# Does my pup look like pit ?



## brennan (Apr 6, 2015)

I have a pup who was born December 14th so he's roughly 4 months old. He was very under weight when I got him at 12 weeks old.hes started putting weight on now so I was wondering if he looks like a red nose/gator pit ?


----------



## Carriana (May 13, 2008)

Red nose and gator are both terms used by backyard breeders to sell unpapered dogs. Without a documented history of lineage (pedigree) there is no way to identify the breed of your dog from looks alone. He's very cute though.


----------



## BCdogs (May 30, 2014)

Most likely just a bull breed mutt, no way to know without a pedigree. And I agree, those are just backyard breeder terms used to sell mutts.


----------



## brennan (Apr 6, 2015)

I'm sorry I should reword that,what I mean is does he look like pit ? I've had people tell me they don't feel out fully until about a year but I was wondering because I can see the pit but some people don't i don't know if I just see it because I want to or if the people saying they don't see the pit are right ?


----------



## jttar (Jan 31, 2013)

Welcome to the forum brennan. The bottom line is that without peds ( papers stating the lineage of your dog), there is no way of telling what mixed breed your puppy is. I have two mutts that I rescued from a shelter. They are mutts because I have no idea what they are mixed with. IMO, your beautiful pup may have some bully in it but it's not a APBT. 

Joe


----------



## DickyT (Jan 29, 2014)

Cute pup no doubt, but not an American Pit Bull Terrier.


----------



## ames (Jun 6, 2010)

Cute pup! Congratulations on your dog. As everyone said who knows what breed it is. And it doesn't really matter what it looks like since you will never know what breed it really is.

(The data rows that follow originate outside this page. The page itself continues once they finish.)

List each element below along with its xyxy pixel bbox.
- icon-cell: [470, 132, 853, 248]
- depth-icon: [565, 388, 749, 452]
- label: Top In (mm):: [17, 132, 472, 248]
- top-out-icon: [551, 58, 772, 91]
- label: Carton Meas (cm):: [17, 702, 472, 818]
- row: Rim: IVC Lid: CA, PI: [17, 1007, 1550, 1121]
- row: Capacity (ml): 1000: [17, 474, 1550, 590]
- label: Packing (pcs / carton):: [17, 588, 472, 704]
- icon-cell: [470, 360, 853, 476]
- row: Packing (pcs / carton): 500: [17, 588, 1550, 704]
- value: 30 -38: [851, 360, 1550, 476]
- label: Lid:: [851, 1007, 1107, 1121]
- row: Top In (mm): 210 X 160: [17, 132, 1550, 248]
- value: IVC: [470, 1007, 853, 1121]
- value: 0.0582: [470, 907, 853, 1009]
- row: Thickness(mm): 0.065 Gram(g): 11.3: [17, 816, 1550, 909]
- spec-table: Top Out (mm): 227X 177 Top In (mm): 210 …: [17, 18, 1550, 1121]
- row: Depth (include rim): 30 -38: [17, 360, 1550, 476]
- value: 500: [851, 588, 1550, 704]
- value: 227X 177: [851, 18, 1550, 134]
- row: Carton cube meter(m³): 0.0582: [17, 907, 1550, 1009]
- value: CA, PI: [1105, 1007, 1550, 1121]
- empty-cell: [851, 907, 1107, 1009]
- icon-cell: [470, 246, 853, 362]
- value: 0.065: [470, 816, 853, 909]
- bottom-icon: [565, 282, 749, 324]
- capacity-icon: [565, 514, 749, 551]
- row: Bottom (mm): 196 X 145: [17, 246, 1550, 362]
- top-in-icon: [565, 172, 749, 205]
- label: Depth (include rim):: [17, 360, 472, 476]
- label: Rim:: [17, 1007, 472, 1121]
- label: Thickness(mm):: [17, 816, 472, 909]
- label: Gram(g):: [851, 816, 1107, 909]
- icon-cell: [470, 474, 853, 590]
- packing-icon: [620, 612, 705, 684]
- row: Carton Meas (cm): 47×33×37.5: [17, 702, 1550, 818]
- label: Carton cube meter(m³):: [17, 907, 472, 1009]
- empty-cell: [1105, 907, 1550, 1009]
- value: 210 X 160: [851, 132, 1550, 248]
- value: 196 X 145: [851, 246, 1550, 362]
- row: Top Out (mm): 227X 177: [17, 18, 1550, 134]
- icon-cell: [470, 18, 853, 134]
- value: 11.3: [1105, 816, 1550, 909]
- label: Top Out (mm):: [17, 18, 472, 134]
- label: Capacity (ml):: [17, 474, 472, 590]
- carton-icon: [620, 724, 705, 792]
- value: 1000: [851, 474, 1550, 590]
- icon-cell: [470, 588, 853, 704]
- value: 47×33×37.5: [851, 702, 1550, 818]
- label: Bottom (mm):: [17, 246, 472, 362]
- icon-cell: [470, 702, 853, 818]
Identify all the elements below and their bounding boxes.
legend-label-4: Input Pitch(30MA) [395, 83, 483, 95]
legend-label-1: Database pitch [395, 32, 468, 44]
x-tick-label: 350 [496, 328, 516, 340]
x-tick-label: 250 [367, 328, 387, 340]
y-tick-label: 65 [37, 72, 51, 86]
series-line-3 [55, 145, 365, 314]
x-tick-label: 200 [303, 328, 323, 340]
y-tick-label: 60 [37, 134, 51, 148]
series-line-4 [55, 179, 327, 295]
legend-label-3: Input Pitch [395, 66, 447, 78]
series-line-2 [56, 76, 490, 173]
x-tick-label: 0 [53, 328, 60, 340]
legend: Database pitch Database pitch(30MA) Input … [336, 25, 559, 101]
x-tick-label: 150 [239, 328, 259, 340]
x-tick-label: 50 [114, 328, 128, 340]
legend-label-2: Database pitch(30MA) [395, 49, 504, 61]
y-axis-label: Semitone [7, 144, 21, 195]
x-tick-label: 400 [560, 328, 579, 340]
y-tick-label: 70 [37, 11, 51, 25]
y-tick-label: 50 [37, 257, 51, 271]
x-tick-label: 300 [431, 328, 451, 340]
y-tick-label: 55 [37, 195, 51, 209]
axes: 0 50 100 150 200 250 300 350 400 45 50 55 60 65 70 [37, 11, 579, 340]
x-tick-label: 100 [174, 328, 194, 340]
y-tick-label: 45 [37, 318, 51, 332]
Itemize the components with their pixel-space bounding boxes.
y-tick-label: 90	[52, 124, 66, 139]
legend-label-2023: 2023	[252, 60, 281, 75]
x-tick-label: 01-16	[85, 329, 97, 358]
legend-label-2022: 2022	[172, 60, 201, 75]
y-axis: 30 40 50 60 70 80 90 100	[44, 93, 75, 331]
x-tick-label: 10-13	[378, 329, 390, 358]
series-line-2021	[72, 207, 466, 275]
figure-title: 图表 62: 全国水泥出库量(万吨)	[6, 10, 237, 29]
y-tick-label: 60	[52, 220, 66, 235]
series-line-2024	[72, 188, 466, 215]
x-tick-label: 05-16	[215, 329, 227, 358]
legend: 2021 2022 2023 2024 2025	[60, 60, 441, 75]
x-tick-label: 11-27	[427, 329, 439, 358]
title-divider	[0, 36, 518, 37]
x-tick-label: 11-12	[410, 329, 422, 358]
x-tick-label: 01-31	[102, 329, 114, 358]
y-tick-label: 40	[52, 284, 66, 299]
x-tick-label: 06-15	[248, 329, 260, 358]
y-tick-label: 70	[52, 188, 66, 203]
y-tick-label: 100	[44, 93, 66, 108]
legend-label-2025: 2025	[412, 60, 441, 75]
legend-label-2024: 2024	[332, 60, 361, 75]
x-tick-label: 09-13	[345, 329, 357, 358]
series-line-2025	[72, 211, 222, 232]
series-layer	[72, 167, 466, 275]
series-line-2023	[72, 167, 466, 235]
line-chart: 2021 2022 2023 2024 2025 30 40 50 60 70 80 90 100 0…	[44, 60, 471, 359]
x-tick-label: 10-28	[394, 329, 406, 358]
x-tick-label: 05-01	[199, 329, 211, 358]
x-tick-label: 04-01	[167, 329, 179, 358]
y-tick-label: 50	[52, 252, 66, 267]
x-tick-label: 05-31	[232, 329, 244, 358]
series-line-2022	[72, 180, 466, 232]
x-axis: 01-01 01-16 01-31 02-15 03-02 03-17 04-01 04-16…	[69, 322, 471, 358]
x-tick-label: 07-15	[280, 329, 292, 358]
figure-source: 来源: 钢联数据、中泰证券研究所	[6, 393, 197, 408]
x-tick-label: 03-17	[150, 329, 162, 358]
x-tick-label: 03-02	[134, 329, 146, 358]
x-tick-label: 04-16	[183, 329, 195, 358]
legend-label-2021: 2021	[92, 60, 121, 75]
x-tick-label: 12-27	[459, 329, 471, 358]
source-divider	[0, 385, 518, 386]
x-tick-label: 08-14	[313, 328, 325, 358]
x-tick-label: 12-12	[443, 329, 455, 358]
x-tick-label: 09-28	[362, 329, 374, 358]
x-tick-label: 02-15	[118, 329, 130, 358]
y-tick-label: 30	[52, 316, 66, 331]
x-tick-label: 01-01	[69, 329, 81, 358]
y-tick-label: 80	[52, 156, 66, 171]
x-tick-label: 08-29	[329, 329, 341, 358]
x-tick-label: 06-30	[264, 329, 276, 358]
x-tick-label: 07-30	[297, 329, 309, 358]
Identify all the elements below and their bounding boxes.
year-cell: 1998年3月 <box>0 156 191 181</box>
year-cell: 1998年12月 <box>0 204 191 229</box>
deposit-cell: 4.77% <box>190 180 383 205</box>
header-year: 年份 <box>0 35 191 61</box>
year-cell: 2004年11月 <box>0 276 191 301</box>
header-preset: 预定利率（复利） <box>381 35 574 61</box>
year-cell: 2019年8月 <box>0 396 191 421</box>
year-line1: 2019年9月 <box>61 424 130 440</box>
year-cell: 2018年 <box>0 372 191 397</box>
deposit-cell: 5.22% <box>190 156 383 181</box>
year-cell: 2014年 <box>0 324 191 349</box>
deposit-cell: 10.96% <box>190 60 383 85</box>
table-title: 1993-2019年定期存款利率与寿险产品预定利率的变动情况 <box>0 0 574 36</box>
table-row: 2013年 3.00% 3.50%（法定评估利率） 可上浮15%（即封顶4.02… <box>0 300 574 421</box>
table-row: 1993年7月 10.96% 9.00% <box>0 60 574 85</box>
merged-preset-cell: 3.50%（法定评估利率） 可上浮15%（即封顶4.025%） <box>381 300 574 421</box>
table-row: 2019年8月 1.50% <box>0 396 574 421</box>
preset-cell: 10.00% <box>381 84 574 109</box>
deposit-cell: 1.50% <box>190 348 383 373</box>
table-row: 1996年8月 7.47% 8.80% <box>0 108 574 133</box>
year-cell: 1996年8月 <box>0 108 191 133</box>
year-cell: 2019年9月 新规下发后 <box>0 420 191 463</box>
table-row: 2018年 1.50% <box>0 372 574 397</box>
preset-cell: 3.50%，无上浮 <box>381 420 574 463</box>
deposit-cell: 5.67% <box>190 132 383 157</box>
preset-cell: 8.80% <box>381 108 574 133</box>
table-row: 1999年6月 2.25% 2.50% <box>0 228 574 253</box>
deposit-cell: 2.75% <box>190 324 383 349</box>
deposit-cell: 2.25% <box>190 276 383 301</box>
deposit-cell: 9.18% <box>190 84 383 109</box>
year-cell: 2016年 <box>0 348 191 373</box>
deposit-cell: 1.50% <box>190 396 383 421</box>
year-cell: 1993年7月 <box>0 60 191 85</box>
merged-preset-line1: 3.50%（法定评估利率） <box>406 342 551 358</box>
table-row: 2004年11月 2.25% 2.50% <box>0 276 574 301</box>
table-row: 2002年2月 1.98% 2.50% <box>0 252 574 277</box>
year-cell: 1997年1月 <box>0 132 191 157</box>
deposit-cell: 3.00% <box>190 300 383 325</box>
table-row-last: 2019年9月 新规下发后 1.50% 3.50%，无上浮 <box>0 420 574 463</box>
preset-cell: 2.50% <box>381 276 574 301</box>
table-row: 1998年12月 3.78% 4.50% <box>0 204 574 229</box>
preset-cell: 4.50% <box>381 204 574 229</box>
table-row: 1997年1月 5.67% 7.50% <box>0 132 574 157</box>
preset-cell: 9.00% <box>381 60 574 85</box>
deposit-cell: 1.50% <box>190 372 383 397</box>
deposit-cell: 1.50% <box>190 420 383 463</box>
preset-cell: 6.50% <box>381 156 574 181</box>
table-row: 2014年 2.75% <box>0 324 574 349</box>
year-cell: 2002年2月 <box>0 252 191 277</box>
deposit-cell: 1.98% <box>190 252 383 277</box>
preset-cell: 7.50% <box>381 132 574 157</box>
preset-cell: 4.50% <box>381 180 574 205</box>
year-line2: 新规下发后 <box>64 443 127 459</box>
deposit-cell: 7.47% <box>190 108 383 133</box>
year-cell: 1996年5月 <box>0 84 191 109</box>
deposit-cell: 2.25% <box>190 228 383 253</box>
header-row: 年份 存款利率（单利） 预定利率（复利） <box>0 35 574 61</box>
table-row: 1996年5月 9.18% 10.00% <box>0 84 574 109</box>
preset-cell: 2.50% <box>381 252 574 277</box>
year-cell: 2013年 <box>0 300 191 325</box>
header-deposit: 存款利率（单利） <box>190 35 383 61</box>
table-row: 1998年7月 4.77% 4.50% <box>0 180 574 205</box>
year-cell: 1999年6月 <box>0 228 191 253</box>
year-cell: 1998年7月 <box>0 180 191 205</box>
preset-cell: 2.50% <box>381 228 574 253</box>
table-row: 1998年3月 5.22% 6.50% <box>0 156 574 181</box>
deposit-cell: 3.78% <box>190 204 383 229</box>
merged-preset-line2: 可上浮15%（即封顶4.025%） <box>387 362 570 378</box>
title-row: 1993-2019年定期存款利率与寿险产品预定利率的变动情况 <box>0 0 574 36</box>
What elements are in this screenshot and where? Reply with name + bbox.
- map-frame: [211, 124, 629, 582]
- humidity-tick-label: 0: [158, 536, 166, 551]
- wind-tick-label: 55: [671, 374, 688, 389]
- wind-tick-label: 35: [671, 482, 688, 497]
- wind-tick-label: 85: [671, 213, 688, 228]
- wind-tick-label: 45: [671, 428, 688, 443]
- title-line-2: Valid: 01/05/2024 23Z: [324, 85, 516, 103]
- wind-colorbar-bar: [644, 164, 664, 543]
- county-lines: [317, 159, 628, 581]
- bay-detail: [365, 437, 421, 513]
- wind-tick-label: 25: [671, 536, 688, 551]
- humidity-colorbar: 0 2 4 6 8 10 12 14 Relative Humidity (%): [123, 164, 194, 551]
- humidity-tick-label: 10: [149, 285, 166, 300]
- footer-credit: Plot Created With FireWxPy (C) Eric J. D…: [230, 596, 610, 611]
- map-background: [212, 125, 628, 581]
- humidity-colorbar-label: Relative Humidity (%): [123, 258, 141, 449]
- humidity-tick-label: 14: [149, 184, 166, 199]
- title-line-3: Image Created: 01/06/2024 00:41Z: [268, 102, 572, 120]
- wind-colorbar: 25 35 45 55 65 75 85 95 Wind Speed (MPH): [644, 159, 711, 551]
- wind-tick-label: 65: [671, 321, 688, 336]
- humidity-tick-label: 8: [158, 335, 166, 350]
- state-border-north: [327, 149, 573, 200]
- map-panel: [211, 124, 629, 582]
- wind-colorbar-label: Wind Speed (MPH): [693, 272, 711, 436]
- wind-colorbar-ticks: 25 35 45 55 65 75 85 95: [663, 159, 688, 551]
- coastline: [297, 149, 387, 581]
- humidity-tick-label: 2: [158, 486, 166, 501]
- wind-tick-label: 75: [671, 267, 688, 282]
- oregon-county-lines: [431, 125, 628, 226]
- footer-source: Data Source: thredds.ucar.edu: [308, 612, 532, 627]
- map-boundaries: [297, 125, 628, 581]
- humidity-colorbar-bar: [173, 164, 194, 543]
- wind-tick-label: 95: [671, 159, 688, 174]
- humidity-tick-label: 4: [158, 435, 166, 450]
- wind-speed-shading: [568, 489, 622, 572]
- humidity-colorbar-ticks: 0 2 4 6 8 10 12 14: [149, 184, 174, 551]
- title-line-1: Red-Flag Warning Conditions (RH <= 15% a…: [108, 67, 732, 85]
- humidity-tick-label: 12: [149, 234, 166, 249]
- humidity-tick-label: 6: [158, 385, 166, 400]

The American Pit Bull Terrier aka the pit bull gets incorrectly used as a lumping term by legislators, the media and some in society. They feel it's ok to look at a dog and decide how it will behave and in some cases declare it dangerous and have restrictions or bans just from appearance alone. Unless you know the bloodlines of your dog you don't know what breed it is just by what it looks like.


----------



## brennan (Apr 6, 2015)

*Does he look american pit ?*

His father is rednose but mother is supposed to be american standard pit ?


----------



## DickyT (Jan 29, 2014)

Welcome to GP! Cute pup.

Do you have papers on him? If not, there is no way to tell what he is. 

Regarding red nose, that is just that, a color of the nose. It is not a type of dog. American Standard Pit does not exist at all. That sounds like a name made up by a back yard breeder to sound official and sell dogs.

I merged your two threads as well.


----------



## ::::COACH:::: (Apr 4, 2012)

What the others said is correct. No wat of know just by looking, you need a pedigree. There are at least 20 different breeds that when crossed all look like some sort of bull breed dog. I will say that your dog's face looks almost lab.... If I had to guess I'd say, lab/bull breed mix. His fur is too long. He is very cute though and I love his color.


----------



## Dane.myers (May 8, 2015)

Can't figure out how to delete my comment.


----------